Another distraction David faced was disloyal friends…

Ps 55:12-14  “If an enemy were insulting me, I could endure it; if a foe were raising himself against me, I could hide from him. But it is you, a man like myself, my companion, my close friend, with whom I once enjoyed sweet fellowship as we walked with the throng at the house of God.”

Few things in life hurt as badly as getting stabbed in the back by someone close to you.  I can tell you from personal experience that this hurts a lot worse than being libeled by an enemy.  When a friend is disloyal it is devastating.

When I was 18 I had an experience I will never forget. I was part-time youth minister for a church that went through a nasty split. Some disgruntled members broke away and started their own church.  One of the charter members of the church was the leader of the splinter group.  The church had about 300 members, and only about 30 people left, so it wasn’t as if the split could cause irreparable damage, but our minister and the man leading the split had been best friends for many years.  The day this all came to a head I was in the church building late at night, working.  As I walked by the minister’s office, I could hear him sobbing through his closed door.  I couldn’t believe it.  Here was a man I thought of as a King David, as one of God’s mighty warriors, and he was sitting at his desk crying like a baby.

If I had had one ounce of discretion, I would have gone on my way, but like I said, I was 18, so I knocked on the door. When he invited me in, I asked him if he was all right.  With resignation, he said,  “Yeah…this just hasn’t been a good day.  I guess you know about it.”  I admitted that I did.  What he next said to me caught me by surprise. With a breaking voice he said, “The worst part of this nightmare is that I have lost my best friend.”

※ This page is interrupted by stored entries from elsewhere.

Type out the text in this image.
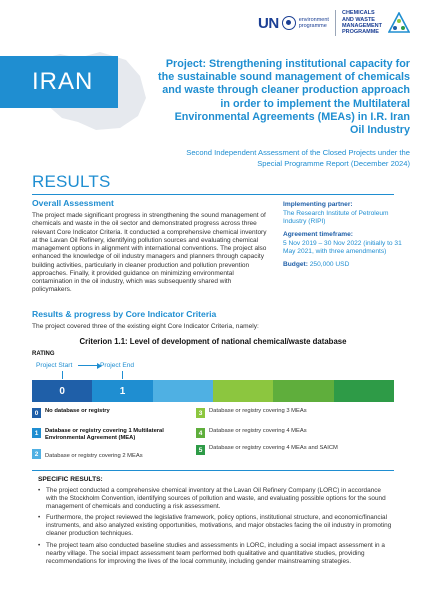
UN	environment
programme
CHEMICALS
AND WASTE
MANAGEMENT
PROGRAMME
IRAN
Project: Strengthening institutional capacity for the sustainable sound management of chemicals and waste through cleaner production approach in order to implement the Multilateral Environmental Agreements (MEAs) in I.R. Iran Oil Industry
Second Independent Assessment of the Closed Projects under the Special Programme Report (December 2024)
RESULTS
Overall Assessment

The project made significant progress in strengthening the sound management of chemicals and waste in the oil sector and demonstrated progress across three relevant Core Indicator Criteria. It conducted a comprehensive chemical inventory at the Lavan Oil Refinery, identifying pollution sources and evaluating chemical management options in alignment with international conventions. The project also enhanced the knowledge of oil industry managers and planners through capacity building activities, particularly in cleaner production and pollution prevention approaches. Finally, it provided guidance on minimizing environmental contamination in the oil industry, which was subsequently shared with policymakers.

Implementing partner:
The Research Institute of Petroleum Industry (RIPI)
Agreement timeframe:
5 Nov 2019 – 30 Nov 2022 (initially to 31 May 2021, with three amendments)
Budget: 250,000 USD
Results & progress by Core Indicator Criteria
The project covered three of the existing eight Core Indicator Criteria, namely:
Criterion 1.1: Level of development of national chemical/waste database
RATING
Project Start	Project End
0	1
0	No database or registry
1	Database or registry covering 1 Multilateral Environmental Agreement (MEA)
2	Database or registry covering 2 MEAs
3	Database or registry covering 3 MEAs
4	Database or registry covering 4 MEAs
5	Database or registry covering 4 MEAs and SAICM
SPECIFIC RESULTS:
• The project conducted a comprehensive chemical inventory at the Lavan Oil Refinery Company (LORC) in accordance with the Stockholm Convention, identifying sources of pollution and waste, and evaluating possible options for the sound management of chemicals and conducting a risk assessment.
• Furthermore, the project reviewed the legislative framework, policy options, institutional structure, and economic/financial instruments, and also analyzed existing opportunities, motivations, and major obstacles facing the oil industry in promoting cleaner production techniques.
• The project team also conducted baseline studies and assessments in LORC, including a social impact assessment in a nearby village. The social impact assessment team performed both qualitative and quantitative studies, providing recommendations for improving the lives of the local community, including gender mainstreaming strategies.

I thought he was crying because of the split, but he was sobbing from the pain of getting stabbed in the back by his best friend!   David knew this pain, too. That’s why he said…  “If an enemy were insulting me, I could endure it…But it is you…my close friend…”

Just like David, disloyal friends is one of the distractions we have to deal with from time to time.

David also faced the distraction of escapism….

Ps 55:6-8  “Oh that I had the wings of a dove! I would fly away and be at rest — I would flee far away and stay in the desert; I would hurry to my place of shelter, far from the tempest and the storm.”

Have you ever wanted to fly away?  I certainly have.  No doubt everyone has. The problem is, we can’t focus on fleeing, and fighting at the same time.  Yet Paul described the Christian life as “fighting the good fight”.  Escapism causes us to change majors when we really have no idea why.  It causes us to peruse the want ads when we really have no intention of changing jobs. It causes singles to day dream about being married  and married people to day dream about being single.  It causes us to spend more time watching TV than we should; it causes us to spend more money than we should; it causes us to eat more than we should; drink more than we should; or even to abuse drugs.  I’m not talking about looking forward to a much-needed vacation. I’m referring to a desire to escape so strong that it causes us to compromise our values and avoid our responsibilities.   Escapism is a major distraction.

Distractions are a fact of life. David had them.  I have them. You have them.  There are distractions that come from over spending, over-extended schedules, over-priced books, over-booked social calendars, impossible to-do lists, and overly needy friends.  If we are not careful, we find ourselves in a cycle where everyday starts with a bang, and ends with a whimper.

Life can be overwhelming can’t it?  We can’t escape distractions but we can resist every distraction that we have entrusted to our Heavenly Father.  The key is to have a living relationship with the living God who is our loving Father. When we are convinced that God loves us then we are eager to give Him control of our lives.  Only then can we do something significant for God and not be distracted from being salt and light to the Shadowland.

What distractions do you need to overcome?